Os cineastas Antonio Piazza e Fabio Grassadonia (à direita) se basearam na troca de correspondência entre Denaro e Antonio Vacacrino, ex-prefeito de Castelvetrano, entre 2004 e 2006 (Foto: imdb.com)
Mas tudo foi em vão, já que Denaro só foi capturado em janeiro de 2023, enquanto recebia tratamento para câncer de cólon em uma clínica particular em Palermo, com um nome falso. No mesmo ano, em setembro, já no hospital da prisão, Denaro morreu após entrar em coma irreversível, aos 61 anos.
“São cerca de dez cartas muito interessantes. Além das poucas linhas sobre os negócios de Denaro, ele falava longamente sobre si mesmo. E foi assim que surgiu o retrato psicológico de um homem estranho, infantil e narcisista”, contou Grassadonia, referindo-se ao criminoso que dizia ser capaz de encher um cemitério só com as suas vítimas.
Quando foi preso, mafioso acumulava sete condenações à prisão perpétua. A primeira pelos assassinatos de dois promotores que investigavam a máfia, em 1992, Giovanni Falcone e Paolo Borsellino, mortos em atentados a bomba na Sicília.
Outra sentença saiu por seu papel em uma série de atentados em Roma, Milão e Florença, também na década de 1990.
A mesma condenação veio pelo sequestro e pela morte do pequeno Giuseppe Di Matteo, de 12 anos, filho do mafioso Santino Di Matteo, que colaborou com a Justiça para esclarecer o assassinato de Falcone.
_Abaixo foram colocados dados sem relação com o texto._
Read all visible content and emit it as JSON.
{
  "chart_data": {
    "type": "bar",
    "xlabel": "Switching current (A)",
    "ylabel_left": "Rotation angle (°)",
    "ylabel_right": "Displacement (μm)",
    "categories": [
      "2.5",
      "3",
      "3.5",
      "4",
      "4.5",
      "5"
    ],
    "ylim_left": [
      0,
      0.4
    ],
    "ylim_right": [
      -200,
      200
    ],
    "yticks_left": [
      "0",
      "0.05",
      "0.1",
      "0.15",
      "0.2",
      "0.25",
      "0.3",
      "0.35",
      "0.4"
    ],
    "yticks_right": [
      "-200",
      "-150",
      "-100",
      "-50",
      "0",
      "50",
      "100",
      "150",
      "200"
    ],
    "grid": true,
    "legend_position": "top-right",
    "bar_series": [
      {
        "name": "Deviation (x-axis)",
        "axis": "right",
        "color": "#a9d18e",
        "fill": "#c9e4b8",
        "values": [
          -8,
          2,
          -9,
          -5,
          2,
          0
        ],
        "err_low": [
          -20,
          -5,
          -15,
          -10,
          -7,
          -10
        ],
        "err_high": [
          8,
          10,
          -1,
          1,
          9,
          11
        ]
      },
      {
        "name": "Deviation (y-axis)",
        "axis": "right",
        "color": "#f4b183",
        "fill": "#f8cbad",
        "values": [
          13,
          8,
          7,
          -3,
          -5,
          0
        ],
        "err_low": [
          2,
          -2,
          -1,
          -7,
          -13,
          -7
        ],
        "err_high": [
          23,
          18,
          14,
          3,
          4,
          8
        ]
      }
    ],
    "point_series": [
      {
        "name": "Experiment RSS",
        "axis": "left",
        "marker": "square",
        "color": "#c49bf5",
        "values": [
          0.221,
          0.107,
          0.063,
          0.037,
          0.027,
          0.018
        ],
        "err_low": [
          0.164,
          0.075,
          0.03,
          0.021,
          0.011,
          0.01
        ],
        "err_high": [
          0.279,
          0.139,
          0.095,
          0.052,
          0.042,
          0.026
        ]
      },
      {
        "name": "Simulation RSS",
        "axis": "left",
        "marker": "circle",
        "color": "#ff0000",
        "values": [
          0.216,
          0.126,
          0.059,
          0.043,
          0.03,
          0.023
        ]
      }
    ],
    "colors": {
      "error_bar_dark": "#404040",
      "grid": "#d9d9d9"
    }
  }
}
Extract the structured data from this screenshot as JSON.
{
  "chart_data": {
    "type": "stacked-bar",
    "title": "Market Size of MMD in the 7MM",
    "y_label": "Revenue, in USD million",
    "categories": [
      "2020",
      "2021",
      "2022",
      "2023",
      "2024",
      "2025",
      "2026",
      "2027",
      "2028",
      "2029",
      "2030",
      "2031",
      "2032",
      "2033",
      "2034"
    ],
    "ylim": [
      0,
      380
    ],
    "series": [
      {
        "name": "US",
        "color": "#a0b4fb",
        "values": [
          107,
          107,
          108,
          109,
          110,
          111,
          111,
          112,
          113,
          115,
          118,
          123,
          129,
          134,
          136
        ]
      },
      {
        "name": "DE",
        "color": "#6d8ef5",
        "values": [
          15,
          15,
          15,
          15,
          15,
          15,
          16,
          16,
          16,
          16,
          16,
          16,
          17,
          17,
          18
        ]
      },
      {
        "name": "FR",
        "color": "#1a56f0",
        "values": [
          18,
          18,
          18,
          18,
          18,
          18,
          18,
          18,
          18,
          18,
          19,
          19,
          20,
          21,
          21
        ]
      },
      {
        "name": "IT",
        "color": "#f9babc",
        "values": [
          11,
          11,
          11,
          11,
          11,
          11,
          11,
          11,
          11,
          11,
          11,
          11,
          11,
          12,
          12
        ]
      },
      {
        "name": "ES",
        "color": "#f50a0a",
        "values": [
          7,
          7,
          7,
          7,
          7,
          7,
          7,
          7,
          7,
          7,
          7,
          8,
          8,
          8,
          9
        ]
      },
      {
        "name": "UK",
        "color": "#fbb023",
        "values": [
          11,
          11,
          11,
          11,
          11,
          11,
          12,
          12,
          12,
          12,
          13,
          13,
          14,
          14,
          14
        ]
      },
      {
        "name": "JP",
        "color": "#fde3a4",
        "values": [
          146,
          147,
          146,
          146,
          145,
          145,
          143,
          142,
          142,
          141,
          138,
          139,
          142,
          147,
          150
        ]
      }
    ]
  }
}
Após muita tortura, o menino teve o corpo dissolvido em um barril de ácido.
Antes de encarnar Denaro, o ator Elio Germano procurou se familiarizar com o perfil psicológico do mafioso. “Há sempre um exibicionismo nessa cultura, uma tendência que eles têm de provarem que são superiores aos outros, o que é claramente uma patologia”, disse ele no mesmo encontro, realizado em Veneza.
Durante o evento, a equipe de O Último Chefão lembrou que a captura do criminoso foi comemorada por todos que já trabalhavam na pré-produção do filme, na época. “Obviamente isso nos encheu de alegria por sermos sicilianos, mesmo que a prisão tenha acontecido depois de trinta anos. Mas ok. Antes tarde do que nunca”, brincou Grassadonia.